The study is developed as an extension to the PyPSA-Eur model in this repository.

Repository Structure

  • submodules contains the relevant submodules PyPSA-Eur and technology-data.
  • configs contains all relevant configuration files. in EEE_study, there are all relevant config files for this study, while Zeyen_etal contains config files to reproduce previously published results; config.plot.yaml contains network parameters for plotting and network modifications.
  • plots contains some scripts to generate a few plots for model evaluation purposes
  • scripts contains scripts that modify existing results in order to create new scenarios

Installation and Usage

1. Installation

Clone the repository including its submodules:

git clone --recurse-submodules https://github.com/open-energy-transition/heat-demand-peaks

Install the necessary dependencies using conda or mamba:

mamba env create -f submodules/pypsa-eur/envs/environment.yaml

Activate pypsa-eur environment:

conda activate pypsa-eur

Navigate into the main Snakemake workflow directory of PyPSA-Eur:

cd submodules/pypsa-eur

2. Running scenarios

Before running the scenarios, it is important to know their short working names used in the code.
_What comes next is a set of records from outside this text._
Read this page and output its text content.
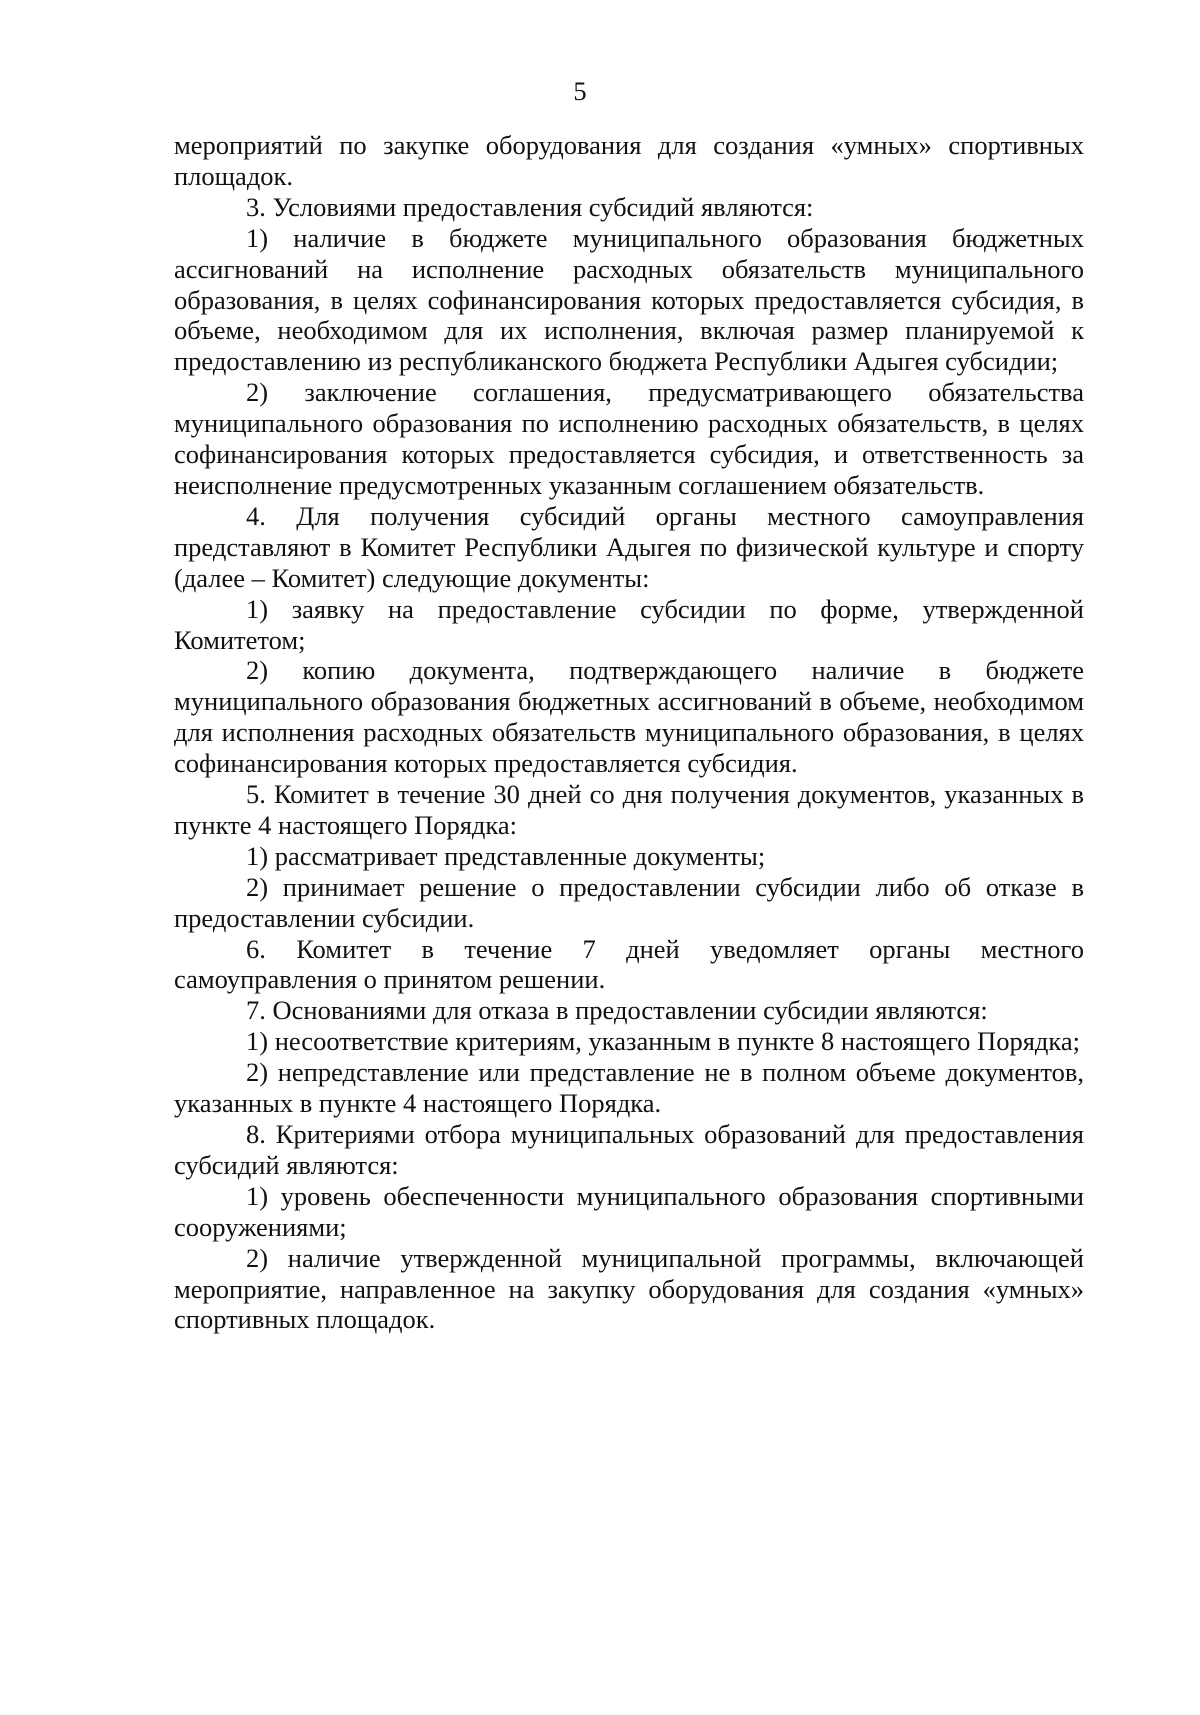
5

мероприятий по закупке оборудования для создания «умных» спортивных площадок.

3. Условиями предоставления субсидий являются:

1) наличие в бюджете муниципального образования бюджетных ассигнований на исполнение расходных обязательств муниципального образования, в целях софинансирования которых предоставляется субсидия, в объеме, необходимом для их исполнения, включая размер планируемой к предоставлению из республиканского бюджета Республики Адыгея субсидии;

2) заключение соглашения, предусматривающего обязательства муниципального образования по исполнению расходных обязательств, в целях софинансирования которых предоставляется субсидия, и ответственность за неисполнение предусмотренных указанным соглашением обязательств.

4. Для получения субсидий органы местного самоуправления представляют в Комитет Республики Адыгея по физической культуре и спорту (далее – Комитет) следующие документы:

1) заявку на предоставление субсидии по форме, утвержденной Комитетом;

2) копию документа, подтверждающего наличие в бюджете муниципального образования бюджетных ассигнований в объеме, необходимом для исполнения расходных обязательств муниципального образования, в целях софинансирования которых предоставляется субсидия.

5. Комитет в течение 30 дней со дня получения документов, указанных в пункте 4 настоящего Порядка:

1) рассматривает представленные документы;

2) принимает решение о предоставлении субсидии либо об отказе в предоставлении субсидии.

6. Комитет в течение 7 дней уведомляет органы местного самоуправления о принятом решении.

7. Основаниями для отказа в предоставлении субсидии являются:

1) несоответствие критериям, указанным в пункте 8 настоящего Порядка;

2) непредставление или представление не в полном объеме документов, указанных в пункте 4 настоящего Порядка.

8. Критериями отбора муниципальных образований для предоставления субсидий являются:

1) уровень обеспеченности муниципального образования спортивными сооружениями;

2) наличие утвержденной муниципальной программы, включающей мероприятие, направленное на закупку оборудования для создания «умных» спортивных площадок.
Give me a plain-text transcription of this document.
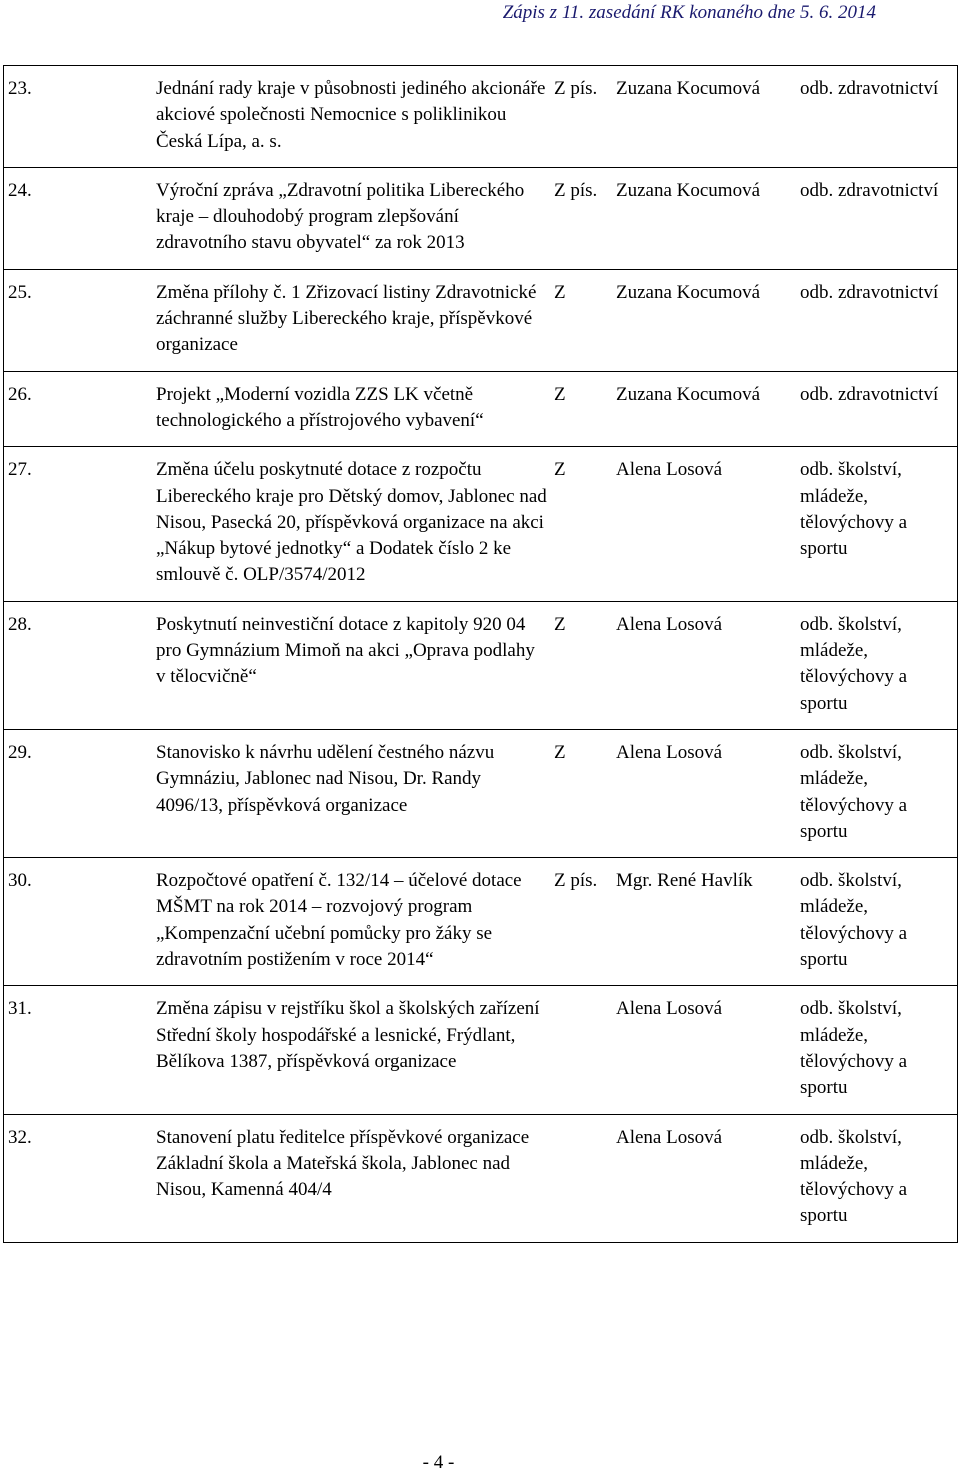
Zápis z 11. zasedání RK konaného dne 5. 6. 2014
23.	Jednání rady kraje v působnosti jediného akcionáře akciové společnosti Nemocnice s poliklinikou Česká Lípa, a. s.	Z pís.	Zuzana Kocumová	odb. zdravotnictví
24.	Výroční zpráva „Zdravotní politika Libereckého kraje – dlouhodobý program zlepšování zdravotního stavu obyvatel“ za rok 2013	Z pís.	Zuzana Kocumová	odb. zdravotnictví
25.	Změna přílohy č. 1 Zřizovací listiny Zdravotnické záchranné služby Libereckého kraje, příspěvkové organizace	Z	Zuzana Kocumová	odb. zdravotnictví
26.	Projekt „Moderní vozidla ZZS LK včetně technologického a přístrojového vybavení“	Z	Zuzana Kocumová	odb. zdravotnictví
27.	Změna účelu poskytnuté dotace z rozpočtu Libereckého kraje pro Dětský domov, Jablonec nad Nisou, Pasecká 20, příspěvková organizace na akci „Nákup bytové jednotky“ a Dodatek číslo 2 ke smlouvě č. OLP/3574/2012	Z	Alena Losová	odb. školství, mládeže, tělovýchovy a sportu
28.	Poskytnutí neinvestiční dotace z kapitoly 920 04 pro Gymnázium Mimoň na akci „Oprava podlahy v tělocvičně“	Z	Alena Losová	odb. školství, mládeže, tělovýchovy a sportu
29.	Stanovisko k návrhu udělení čestného názvu Gymnáziu, Jablonec nad Nisou, Dr. Randy 4096/13, příspěvková organizace	Z	Alena Losová	odb. školství, mládeže, tělovýchovy a sportu
30.	Rozpočtové opatření č. 132/14 – účelové dotace MŠMT na rok 2014 – rozvojový program „Kompenzační učební pomůcky pro žáky se zdravotním postižením v roce 2014“	Z pís.	Mgr. René Havlík	odb. školství, mládeže, tělovýchovy a sportu
31.	Změna zápisu v rejstříku škol a školských zařízení Střední školy hospodářské a lesnické, Frýdlant, Bělíkova 1387, příspěvková organizace		Alena Losová	odb. školství, mládeže, tělovýchovy a sportu
32.	Stanovení platu ředitelce příspěvkové organizace Základní škola a Mateřská škola, Jablonec nad Nisou, Kamenná 404/4		Alena Losová	odb. školství, mládeže, tělovýchovy a sportu
- 4 -
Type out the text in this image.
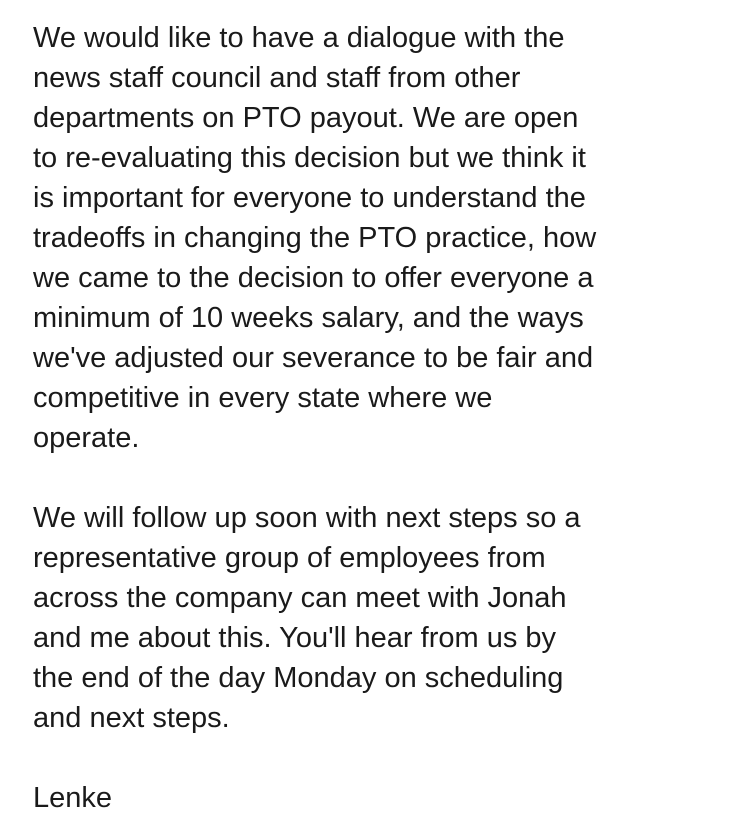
We would like to have a dialogue with the
news staff council and staff from other
departments on PTO payout. We are open
to re-evaluating this decision but we think it
is important for everyone to understand the
tradeoffs in changing the PTO practice, how
we came to the decision to offer everyone a
minimum of 10 weeks salary, and the ways
we've adjusted our severance to be fair and
competitive in every state where we
operate.

We will follow up soon with next steps so a
representative group of employees from
across the company can meet with Jonah
and me about this. You'll hear from us by
the end of the day Monday on scheduling
and next steps.

Lenke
The table below provides the mapping between official scenario names and correspoding short names utilized in the code. To run the scenarios, refer to the coding names.

Scenario name Coding name
Optimal Retrofitting & Optimal Heating (OROH) flexible
Optimal Retrofitting & Green Heating (ORGH) retro_tes
Limited Retrofitting & Optimal Heating (LROH) flexible-moderate
No Retrofitting & Green Heating (NRGH) rigid

Note! Running the scenarios requires a high-performance computing environment, as well as a Gurobi license.

A. Running scenarios using automated workflow (the easy way)

To run the simulations for specific scenario for several horizons at once (e.g. Optimal Renovation & Optimal Heating (OROH) scenario), run:

python scripts/run.py -s flexible -c 2040

where -s is a mandatory flag used for the scenario selection. Use the coding name of corresponding scenario from the table to trigger the execution. -c flag (optional) speficies from which planning horizon the simulations should start. So if -c 2040 is given, then 2040 and 2050 horizons will be simulated consequitively; if not specified, then 2030 is used as a starting year by default. -c flag is useful when simulation is interupted and it needs to be re-run from certain horizon.

To simulate a single horizon for the scenario (e.g. Limited Retrofitting & Optimal Heating scenario for 2050), use -y flag as follows:

python scripts/run.py -s flexible-moderate -y 2050
  • Note! To run Limited Renovation & Optimal Heating (flexible-moderate) scenario, the simulation results for Optimal Renovation & Optimal Heating (flexible) scenario must be present.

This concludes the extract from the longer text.